Alors que la France se prépare à la prochaine présidence, le projet de loi de finances pour 2027 dessine les contours d’une politique budgétaire radicalement austère. Un seul ministère tire son épingle du jeu tandis que l’ensemble des autres administrations devront composer avec des moyens drastiquement limités.
Les armées, seul grand gagnant du budget
Le ministère des Armées s’impose comme l’unique bénéficiaire d’une enveloppe budgétaire conséquente. Ses crédits progresseront de 6,4 milliards d’euros pour atteindre 63,4 milliards en 2027.
Cette augmentation substantielle contraste fortement avec la situation des autres administrations. L’ensemble des ministères hors Défense ne se partageront qu’une hausse totale de 1,5 milliard d’euros.
Une rigueur sans précédent pour les ministères
La contrainte budgétaire s’annonce particulièrement sévère. Les dépenses publiques hors Défense et hors charge de la dette ne progresseront que de 0,4%, soit quatre fois moins que le taux d’inflation anticipé.
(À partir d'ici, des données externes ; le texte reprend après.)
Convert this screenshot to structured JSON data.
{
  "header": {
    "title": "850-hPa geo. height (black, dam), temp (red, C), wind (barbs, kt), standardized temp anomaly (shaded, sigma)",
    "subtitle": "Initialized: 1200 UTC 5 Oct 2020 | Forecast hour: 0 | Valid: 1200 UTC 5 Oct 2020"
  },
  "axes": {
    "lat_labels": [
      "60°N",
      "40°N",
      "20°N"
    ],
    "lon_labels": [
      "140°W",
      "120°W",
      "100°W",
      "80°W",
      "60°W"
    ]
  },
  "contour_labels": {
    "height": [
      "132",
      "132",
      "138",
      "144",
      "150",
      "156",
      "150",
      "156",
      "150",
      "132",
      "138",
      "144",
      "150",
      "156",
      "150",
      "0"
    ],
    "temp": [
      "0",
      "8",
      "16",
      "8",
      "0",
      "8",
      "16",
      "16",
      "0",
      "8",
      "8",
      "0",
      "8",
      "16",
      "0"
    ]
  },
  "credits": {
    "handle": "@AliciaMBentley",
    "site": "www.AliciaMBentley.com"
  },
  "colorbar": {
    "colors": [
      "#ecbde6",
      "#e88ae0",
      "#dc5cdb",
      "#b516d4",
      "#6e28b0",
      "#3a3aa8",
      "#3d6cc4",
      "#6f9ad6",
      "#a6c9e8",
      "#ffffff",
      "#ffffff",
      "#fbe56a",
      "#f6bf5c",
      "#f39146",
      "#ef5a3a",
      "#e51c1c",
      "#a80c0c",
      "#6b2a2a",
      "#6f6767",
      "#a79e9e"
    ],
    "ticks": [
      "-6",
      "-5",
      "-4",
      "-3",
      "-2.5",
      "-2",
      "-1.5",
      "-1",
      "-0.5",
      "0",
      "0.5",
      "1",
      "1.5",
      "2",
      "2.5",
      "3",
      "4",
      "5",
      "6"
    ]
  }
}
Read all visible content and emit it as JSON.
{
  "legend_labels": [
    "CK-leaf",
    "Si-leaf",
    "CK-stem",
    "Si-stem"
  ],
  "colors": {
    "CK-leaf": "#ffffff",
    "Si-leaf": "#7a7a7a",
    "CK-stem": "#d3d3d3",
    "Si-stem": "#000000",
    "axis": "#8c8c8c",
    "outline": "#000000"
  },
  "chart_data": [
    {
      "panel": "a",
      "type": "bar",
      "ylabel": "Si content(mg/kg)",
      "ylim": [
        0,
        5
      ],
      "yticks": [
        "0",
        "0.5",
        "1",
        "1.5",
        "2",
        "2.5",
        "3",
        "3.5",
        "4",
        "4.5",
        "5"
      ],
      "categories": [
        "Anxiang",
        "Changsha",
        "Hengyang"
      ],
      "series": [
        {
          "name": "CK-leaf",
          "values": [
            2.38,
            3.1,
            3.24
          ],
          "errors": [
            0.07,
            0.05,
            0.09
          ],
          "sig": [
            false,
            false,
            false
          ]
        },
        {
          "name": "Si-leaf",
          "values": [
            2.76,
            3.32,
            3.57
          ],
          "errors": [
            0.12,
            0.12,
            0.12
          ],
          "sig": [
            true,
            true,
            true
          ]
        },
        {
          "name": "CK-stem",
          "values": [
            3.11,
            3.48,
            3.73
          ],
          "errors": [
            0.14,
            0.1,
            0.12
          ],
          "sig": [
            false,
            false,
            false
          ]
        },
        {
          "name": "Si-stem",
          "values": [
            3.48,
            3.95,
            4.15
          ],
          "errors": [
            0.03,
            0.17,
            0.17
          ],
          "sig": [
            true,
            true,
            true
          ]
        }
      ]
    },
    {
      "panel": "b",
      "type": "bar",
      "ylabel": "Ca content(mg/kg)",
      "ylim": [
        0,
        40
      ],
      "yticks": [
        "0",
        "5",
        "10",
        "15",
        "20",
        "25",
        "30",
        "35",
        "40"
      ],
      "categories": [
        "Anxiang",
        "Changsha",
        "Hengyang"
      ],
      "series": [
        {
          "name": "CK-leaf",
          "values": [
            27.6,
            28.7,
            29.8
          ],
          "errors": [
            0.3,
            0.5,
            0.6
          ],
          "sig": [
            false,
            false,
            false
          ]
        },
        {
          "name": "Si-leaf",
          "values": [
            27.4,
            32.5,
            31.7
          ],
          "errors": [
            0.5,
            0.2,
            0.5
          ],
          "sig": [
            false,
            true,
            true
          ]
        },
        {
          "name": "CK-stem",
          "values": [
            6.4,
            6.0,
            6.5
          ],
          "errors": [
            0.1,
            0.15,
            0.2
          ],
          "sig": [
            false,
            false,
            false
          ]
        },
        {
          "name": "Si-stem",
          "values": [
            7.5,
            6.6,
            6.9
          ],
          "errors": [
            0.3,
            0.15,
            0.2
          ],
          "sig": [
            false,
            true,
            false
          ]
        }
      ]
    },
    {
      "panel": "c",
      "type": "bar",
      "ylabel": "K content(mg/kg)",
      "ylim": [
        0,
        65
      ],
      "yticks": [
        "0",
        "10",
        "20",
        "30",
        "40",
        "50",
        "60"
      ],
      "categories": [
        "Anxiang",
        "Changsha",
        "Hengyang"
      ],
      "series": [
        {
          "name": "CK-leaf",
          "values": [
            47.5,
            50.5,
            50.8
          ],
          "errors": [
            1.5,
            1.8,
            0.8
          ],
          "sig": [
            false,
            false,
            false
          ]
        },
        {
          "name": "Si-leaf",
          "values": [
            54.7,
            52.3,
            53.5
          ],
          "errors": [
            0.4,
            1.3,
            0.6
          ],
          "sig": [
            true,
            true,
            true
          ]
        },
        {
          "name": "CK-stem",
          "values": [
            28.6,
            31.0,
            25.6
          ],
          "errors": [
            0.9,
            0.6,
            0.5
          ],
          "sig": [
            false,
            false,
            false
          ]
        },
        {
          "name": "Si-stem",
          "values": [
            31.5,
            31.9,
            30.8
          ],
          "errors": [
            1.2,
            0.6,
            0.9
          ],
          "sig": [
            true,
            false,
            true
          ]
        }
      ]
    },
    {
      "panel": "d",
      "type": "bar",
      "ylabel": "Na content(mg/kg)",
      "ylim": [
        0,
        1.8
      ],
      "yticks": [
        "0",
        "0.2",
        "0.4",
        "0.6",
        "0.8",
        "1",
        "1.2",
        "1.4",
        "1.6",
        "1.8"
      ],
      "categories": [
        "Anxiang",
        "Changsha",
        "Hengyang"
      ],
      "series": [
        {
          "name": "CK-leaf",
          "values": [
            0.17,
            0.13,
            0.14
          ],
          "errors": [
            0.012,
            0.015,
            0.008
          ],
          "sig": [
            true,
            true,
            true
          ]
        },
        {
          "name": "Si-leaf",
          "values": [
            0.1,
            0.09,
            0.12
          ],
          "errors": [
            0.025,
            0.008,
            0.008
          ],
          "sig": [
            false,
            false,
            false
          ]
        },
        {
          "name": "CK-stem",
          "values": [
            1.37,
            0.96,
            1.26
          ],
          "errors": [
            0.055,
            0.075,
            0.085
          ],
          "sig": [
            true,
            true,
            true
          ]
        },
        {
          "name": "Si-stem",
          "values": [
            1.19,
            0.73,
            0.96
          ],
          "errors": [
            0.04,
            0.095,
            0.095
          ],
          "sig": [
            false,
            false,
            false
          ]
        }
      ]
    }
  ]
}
Cette logique de rigueur s’inscrit dans un objectif clair : réduire le déficit public et préparer le terrain pour le prochain chef d’État.
Des coupes budgétaires ciblées
Le plan France 2030 subira un coup de rabot de 400 millions d’euros. Son enveloppe passera de 4,4 à 4 milliards d’euros.
Le ministère du Travail, de l’emploi et l’administration des ministères sociaux essuieront la réduction la plus importante : 2,8 milliards d’euros en moins.
L’aide publique au développement perdra 300 millions d’euros. Les relations avec les collectivités territoriales verront leurs crédits amputés de 200 millions d’euros.
Agriculture et santé également touchées
Les missions agriculture et santé subiront chacune une diminution de 100 millions d’euros. Ces coupes s’ajoutent à un contexte déjà tendu dans ces secteurs.
La transition écologique préservée
Malgré l’austérité générale, la Transition Écologique bénéficiera de 1,5 milliard d’euros supplémentaires. Cette allocation constitue l’une des rares augmentations notables du budget.
Sécurité sociale : une progression dynamique
Les dépenses de sécurité sociale connaîtront une augmentation significative de 17 milliards d’euros. Le total attendu s’élèvera à 838,3 milliards d’euros en 2027.
Toutefois, la perspective d’une “année blanche” n’exclut pas un gel des prestations sociales et des pensions de retraite. Cette mesure pourrait tempérer la progression des dépenses.
Un appel à la responsabilité budgétaire
David Amiel, ministre des Comptes publics, a appelé à un “budget de sauvegarde républicaine” pour éviter des dérives budgétaires en 2027.
Cette déclaration souligne l’urgence d’une discipline financière stricte dans le contexte économique actuel.
Les prochaines étapes du processus budgétaire
Les plafonds de dépenses devront maintenant se traduire en économies concrètes. Un accord parlementaire sera nécessaire pour mettre en œuvre ces mesures.
Le futur président de la République conservera toutefois la possibilité de modifier ce budget. Cette révision sera envisageable s’il dispose d’une majorité parlementaire solide.